This paper focuses on the implications of Paul of Samosata’s
condemnation (264-272) for a reconstruction of the institutional profile
of third-century Syrian Christianity, in particular connection with the
ongoing attempts on the part of segments of the Antiochene Church to
negotiate their position on the atlas of imperial Christianity.
Scholarship concerning this episode has mostly investigated Paul’s
intriguing connection with the Palmyrene queen Zenobia; focused on the
theological issues at stakes in the debate; and explored the
significance of Paul’s opponents’ appeal to the emperor for the history
of the relationships between Christianity and the Roman empire. My paper
centers instead on the net of regional and trans-regional connections
woven on the occasion of Paul’s affair, through which Antioch made for
the first time—prospectively speaking—the headlines of Church Histories.
The bishops from Syria and other Eastern regions that promoted the
campaign against Paul obtained the support of such important figures as
Dionysius of Alexandria and Firmilianus of Caesarea in Cappadocia.

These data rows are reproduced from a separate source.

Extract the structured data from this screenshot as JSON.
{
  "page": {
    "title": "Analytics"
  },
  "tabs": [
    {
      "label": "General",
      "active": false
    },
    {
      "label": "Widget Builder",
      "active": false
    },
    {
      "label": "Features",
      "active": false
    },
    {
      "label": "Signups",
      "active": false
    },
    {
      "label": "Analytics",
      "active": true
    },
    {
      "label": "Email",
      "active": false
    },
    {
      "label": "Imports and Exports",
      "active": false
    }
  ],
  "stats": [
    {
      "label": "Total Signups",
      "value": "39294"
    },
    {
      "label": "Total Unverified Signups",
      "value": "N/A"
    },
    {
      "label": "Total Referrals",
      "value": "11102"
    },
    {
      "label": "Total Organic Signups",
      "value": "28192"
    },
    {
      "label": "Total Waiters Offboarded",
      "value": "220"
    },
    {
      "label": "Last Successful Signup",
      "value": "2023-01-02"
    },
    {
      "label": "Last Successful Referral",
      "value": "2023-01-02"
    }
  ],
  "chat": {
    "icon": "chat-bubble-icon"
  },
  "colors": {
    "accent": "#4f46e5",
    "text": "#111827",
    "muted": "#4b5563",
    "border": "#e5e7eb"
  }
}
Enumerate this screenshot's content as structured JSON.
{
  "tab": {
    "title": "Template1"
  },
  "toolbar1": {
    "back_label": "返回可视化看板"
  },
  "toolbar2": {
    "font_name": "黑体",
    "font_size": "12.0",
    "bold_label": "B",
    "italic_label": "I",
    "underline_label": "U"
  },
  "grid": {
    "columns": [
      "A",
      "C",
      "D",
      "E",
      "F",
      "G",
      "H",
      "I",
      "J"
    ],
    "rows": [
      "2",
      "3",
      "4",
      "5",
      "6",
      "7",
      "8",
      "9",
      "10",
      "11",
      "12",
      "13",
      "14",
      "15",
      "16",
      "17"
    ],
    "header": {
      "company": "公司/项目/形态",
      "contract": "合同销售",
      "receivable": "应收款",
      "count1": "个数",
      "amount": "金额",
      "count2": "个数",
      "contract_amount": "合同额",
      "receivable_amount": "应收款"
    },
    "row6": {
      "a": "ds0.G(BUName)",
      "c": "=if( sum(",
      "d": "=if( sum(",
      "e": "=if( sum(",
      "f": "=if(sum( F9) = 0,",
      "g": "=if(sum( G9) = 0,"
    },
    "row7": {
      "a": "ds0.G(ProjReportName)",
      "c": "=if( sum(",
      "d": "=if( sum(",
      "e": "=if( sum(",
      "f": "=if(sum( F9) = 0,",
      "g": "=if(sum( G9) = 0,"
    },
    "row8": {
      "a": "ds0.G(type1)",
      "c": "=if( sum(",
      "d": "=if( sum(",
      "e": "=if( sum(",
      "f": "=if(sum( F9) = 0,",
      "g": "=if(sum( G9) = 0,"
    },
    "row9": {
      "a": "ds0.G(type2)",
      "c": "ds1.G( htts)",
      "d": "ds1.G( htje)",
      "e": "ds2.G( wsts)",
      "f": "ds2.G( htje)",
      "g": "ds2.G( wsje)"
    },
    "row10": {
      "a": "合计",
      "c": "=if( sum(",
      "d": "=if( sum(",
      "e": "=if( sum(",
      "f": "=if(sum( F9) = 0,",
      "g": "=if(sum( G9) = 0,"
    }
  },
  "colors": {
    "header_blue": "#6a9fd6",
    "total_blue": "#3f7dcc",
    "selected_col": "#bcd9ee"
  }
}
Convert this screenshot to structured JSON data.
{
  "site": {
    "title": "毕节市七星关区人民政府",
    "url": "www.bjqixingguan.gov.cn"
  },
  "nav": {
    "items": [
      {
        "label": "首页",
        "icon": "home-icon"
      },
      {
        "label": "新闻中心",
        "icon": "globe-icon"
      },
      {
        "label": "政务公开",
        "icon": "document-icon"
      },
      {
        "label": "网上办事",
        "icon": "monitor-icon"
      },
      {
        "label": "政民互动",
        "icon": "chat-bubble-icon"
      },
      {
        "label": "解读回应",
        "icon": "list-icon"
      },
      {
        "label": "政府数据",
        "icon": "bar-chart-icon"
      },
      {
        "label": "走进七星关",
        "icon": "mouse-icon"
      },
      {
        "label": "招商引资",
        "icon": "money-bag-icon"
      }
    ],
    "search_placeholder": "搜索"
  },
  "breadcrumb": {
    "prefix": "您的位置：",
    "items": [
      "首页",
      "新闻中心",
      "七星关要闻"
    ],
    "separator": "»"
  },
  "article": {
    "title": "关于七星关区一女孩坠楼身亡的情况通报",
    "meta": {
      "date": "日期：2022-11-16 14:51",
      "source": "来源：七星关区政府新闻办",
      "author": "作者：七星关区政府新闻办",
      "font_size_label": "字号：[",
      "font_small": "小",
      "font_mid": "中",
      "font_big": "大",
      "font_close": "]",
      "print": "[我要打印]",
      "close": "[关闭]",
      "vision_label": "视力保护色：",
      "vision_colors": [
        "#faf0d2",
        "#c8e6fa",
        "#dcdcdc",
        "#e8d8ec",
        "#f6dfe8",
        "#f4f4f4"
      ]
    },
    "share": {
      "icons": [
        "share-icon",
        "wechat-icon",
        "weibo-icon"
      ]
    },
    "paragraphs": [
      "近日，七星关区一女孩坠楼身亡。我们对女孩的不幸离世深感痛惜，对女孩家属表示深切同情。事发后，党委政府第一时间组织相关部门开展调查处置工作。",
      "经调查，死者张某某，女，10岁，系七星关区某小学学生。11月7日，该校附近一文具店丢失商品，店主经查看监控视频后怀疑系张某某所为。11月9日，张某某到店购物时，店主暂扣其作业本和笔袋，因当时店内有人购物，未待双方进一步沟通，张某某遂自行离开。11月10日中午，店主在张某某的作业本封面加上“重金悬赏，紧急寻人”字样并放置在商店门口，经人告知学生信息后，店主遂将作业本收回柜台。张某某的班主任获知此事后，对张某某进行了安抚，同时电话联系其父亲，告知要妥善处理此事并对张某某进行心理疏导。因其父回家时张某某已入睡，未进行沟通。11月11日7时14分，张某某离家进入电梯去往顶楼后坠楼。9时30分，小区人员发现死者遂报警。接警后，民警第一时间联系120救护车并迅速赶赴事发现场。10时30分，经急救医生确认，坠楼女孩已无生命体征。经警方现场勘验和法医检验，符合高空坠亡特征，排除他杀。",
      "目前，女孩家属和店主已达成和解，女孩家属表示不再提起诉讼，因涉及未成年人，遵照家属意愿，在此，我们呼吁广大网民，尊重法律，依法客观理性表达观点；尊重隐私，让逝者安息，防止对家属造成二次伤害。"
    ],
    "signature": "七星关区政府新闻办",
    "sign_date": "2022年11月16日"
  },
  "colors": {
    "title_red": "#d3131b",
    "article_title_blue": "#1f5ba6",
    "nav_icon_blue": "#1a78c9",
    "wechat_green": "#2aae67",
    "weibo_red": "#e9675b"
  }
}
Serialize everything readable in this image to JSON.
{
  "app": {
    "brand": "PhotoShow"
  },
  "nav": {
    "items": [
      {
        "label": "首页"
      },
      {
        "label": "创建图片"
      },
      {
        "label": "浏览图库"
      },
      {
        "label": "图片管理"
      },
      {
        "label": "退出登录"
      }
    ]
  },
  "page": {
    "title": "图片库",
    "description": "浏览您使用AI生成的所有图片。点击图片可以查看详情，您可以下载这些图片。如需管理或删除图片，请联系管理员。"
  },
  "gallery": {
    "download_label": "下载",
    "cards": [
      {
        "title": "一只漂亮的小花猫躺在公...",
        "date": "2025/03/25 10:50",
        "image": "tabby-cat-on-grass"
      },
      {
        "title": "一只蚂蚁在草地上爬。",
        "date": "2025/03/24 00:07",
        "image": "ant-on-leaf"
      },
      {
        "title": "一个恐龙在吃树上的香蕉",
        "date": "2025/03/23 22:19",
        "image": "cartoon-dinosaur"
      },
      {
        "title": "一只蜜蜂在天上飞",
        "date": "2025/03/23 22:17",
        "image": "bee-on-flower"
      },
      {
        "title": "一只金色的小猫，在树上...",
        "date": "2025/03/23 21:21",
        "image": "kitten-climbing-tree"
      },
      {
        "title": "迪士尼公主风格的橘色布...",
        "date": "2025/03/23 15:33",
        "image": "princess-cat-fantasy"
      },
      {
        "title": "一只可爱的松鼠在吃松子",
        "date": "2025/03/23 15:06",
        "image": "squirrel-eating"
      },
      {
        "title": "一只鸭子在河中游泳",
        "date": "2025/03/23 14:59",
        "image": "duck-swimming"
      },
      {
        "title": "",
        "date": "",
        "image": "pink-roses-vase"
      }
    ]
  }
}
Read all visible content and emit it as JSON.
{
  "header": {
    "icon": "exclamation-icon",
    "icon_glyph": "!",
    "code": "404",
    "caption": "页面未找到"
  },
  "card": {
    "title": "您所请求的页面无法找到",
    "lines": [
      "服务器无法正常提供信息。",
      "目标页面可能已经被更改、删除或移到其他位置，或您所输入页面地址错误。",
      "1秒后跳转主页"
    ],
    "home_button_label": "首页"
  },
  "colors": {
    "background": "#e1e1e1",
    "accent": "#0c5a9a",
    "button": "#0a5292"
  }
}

Likewise, the condemnation synod of 268-269 saw the participation of
Origenist bishops from Syria, Asia Minor, Palestine, Arabia, and Egypt,
and addressed an encyclical letter to bishops including Dionysius of
Rome and Maximus of Alexandria. The paper shows that the attempts on the
part of the Antiochene ecclesiastical leadership to craft alliances
with other dioceses in the Eastern Roman empire and promote the
involvement of the Alexandrian and Roman clergy were a conscious
geo-ecclesiological move, through which the Syrian Church aimed to hog
the limelight of the imperial ecclesiastical stage.